Characterizing Cell Divisions and Cell Identity in Atdek1 Mutant Embryos by Cytoskeletal Studies and Localization of the AtMLI, WUS and STM Meristem Markers

摘要

During embryogenesis cell division planes are tightly controlled illustrating the importance of correct positioning and orientation of division planes. The L1 and L2 layers further keep their clonal identity and exhibit anticlinal division while the inner cells exhibit periclinal divisions. During embryogenesis different cells assume different cell fates from original cell lineage and positional identity, which also correspond to specific gene expression profiles. DEFECTIVE KERNEL1 (DEK1) is a crucial gene for position dependent differentiation of epidermal cell formation. DEK1 possesses several characteristics that are compatible with a role in cell-cell communication in epidermal cell fate, and also L1, specification and maintenance.

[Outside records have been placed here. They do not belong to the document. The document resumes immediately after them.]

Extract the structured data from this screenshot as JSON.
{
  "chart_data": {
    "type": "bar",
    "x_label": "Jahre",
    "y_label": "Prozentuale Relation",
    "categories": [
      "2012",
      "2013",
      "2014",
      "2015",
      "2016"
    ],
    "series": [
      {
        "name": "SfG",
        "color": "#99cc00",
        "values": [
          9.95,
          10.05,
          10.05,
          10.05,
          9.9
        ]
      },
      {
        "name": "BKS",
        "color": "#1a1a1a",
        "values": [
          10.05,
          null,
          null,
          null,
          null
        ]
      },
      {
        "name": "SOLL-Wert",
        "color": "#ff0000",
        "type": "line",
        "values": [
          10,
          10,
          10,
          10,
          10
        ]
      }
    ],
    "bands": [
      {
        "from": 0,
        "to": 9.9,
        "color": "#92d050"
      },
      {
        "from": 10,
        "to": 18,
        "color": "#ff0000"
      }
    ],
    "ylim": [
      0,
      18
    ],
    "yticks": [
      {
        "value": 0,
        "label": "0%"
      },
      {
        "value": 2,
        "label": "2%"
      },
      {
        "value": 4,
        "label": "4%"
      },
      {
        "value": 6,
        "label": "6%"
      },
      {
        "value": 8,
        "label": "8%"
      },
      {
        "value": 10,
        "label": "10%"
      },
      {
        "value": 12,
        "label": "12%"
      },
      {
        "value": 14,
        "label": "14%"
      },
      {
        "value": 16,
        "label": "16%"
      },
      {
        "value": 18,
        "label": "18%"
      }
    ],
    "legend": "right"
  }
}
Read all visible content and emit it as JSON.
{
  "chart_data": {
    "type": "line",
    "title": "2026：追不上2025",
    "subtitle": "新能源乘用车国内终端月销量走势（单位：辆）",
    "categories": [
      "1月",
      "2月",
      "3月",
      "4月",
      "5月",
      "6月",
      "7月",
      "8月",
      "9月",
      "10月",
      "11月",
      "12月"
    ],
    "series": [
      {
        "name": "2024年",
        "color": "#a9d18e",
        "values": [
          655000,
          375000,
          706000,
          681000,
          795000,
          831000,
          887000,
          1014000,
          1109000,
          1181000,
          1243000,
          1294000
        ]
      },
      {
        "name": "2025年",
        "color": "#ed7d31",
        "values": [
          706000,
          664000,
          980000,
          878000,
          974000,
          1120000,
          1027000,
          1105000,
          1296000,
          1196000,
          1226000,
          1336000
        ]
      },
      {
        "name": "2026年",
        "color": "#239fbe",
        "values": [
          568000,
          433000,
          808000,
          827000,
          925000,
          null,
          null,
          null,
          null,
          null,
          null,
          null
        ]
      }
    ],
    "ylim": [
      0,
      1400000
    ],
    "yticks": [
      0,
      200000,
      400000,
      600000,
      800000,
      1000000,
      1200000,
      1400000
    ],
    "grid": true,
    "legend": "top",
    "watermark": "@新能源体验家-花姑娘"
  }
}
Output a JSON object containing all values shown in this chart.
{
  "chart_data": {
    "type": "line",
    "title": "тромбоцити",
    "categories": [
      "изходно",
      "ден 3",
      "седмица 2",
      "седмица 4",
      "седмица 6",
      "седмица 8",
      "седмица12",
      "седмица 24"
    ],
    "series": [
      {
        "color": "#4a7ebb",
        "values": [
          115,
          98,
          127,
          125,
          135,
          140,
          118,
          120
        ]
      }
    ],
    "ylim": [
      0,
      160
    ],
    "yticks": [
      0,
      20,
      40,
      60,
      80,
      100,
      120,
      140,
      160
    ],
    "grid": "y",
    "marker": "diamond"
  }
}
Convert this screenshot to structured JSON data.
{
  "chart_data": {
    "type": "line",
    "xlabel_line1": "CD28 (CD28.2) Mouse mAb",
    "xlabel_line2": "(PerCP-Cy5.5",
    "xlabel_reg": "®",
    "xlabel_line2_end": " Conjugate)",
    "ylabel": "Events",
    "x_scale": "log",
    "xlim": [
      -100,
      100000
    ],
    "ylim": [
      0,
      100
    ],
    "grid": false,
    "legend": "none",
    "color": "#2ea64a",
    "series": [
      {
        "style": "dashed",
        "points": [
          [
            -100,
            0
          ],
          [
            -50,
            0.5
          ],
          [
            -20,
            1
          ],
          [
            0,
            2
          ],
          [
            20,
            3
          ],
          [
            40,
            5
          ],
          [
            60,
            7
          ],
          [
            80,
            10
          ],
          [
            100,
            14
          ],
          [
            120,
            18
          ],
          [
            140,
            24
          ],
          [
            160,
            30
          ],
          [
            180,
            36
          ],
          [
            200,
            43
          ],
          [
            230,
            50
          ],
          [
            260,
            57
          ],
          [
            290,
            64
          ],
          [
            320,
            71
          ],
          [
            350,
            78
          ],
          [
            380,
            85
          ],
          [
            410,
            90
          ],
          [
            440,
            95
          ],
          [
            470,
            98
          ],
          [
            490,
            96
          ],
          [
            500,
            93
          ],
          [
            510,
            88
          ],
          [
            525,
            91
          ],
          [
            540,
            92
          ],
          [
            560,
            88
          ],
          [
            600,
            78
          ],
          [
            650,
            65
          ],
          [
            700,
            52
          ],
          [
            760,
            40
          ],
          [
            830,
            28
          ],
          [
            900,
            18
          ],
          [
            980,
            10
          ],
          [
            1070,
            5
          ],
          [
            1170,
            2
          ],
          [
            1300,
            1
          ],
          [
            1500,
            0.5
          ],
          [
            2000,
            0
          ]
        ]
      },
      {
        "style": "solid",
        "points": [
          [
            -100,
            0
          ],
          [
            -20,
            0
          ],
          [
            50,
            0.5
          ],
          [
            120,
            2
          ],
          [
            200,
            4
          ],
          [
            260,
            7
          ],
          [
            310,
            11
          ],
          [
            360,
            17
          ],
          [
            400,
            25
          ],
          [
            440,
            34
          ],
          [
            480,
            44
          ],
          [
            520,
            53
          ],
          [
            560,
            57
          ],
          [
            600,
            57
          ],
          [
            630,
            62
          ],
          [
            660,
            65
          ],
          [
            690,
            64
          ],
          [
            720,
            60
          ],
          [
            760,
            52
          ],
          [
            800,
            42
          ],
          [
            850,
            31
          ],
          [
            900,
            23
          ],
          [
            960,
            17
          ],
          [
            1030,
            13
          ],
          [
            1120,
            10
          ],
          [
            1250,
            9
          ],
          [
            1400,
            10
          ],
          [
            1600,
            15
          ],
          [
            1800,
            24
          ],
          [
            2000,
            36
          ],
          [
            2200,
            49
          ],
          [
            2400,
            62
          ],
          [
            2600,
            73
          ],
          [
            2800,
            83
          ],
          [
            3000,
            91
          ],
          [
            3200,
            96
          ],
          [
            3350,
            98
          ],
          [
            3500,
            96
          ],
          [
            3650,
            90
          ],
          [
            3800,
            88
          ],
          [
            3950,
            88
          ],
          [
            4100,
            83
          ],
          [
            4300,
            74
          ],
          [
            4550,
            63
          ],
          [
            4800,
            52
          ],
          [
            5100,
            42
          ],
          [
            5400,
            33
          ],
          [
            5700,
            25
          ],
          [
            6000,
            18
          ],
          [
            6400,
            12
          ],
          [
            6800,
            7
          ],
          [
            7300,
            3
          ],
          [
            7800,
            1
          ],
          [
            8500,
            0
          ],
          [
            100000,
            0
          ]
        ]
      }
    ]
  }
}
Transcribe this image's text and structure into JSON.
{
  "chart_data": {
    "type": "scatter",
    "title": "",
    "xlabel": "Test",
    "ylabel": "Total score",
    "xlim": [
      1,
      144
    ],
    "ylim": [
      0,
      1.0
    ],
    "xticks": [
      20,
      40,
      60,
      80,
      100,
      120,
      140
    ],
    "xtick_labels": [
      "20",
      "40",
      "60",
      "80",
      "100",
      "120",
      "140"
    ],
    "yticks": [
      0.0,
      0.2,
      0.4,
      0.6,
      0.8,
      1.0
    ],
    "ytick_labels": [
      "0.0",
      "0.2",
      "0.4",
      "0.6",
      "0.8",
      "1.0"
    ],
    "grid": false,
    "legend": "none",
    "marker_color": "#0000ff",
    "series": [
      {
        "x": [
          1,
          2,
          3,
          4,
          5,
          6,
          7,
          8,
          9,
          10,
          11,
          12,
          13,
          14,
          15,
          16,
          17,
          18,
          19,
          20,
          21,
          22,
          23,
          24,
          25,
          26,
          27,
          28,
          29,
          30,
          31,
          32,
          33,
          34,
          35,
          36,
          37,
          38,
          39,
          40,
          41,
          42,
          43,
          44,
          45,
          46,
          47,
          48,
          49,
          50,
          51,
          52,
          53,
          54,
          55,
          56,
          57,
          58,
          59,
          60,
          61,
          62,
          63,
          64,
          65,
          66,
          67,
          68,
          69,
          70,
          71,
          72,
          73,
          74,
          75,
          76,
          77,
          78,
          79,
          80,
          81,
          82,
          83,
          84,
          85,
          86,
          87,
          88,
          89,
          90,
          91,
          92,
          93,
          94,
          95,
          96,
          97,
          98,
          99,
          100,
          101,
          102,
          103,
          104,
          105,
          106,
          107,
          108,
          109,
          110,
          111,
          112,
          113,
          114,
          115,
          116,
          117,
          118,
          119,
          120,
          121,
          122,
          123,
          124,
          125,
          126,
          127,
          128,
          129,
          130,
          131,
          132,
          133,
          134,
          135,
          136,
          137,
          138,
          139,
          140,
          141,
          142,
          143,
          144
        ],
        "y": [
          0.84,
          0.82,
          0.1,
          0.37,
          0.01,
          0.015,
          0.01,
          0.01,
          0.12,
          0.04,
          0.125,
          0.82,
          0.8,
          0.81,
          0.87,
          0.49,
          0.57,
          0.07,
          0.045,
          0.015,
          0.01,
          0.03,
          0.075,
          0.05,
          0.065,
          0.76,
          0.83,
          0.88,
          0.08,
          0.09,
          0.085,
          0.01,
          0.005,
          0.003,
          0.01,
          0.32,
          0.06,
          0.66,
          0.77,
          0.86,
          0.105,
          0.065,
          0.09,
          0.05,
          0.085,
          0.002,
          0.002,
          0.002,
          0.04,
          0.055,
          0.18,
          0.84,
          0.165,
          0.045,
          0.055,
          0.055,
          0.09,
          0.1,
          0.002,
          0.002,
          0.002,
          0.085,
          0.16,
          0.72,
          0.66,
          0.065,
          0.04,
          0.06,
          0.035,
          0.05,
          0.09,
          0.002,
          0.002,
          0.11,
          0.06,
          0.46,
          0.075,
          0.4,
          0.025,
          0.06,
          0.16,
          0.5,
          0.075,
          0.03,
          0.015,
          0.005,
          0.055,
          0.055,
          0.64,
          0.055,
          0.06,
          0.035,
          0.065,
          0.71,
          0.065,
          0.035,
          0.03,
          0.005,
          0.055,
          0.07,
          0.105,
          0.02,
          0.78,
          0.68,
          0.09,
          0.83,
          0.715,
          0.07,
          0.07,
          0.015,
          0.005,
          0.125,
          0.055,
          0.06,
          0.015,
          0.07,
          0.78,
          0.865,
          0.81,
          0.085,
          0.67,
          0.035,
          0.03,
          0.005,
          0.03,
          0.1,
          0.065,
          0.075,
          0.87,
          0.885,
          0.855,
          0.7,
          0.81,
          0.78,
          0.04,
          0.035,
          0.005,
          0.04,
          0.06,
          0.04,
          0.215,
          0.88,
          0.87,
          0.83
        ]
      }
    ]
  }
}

We here present a study of the mitotic machinery, hence tubulin and actin, in wild type and Atdekl embryos respectively. Surprisingly, based on observations of the dek1 embryo phenotype, all stages of the mitotic cycle as well as preprophase bands and early phragmoplast, were observed. However, notched and ablated cells as well as unequal cells sizes due to random cell wall deposition were frequently observed. The tissue and cell identity of different regions during Atdekl embryogenesis was monitored by in situ hybridization with the molecular markers WUS, STM, AtMLI and WOX8. WUS and STM were found to be spatially altered relatively to wild type, being enlarged and apparently less region specific. AtML1 seems to exhibit patchy L1 layer in Atdekl embryos, and WOX8 showed that the apical-basal polarity was maintained. Taken together, these results lead us to suggest that the principal mechanism underlying the Atdekl phenotypes are associated with unorganized division orientation and cell wall deposition, and lack of restriction rather than lack of specification of cell types.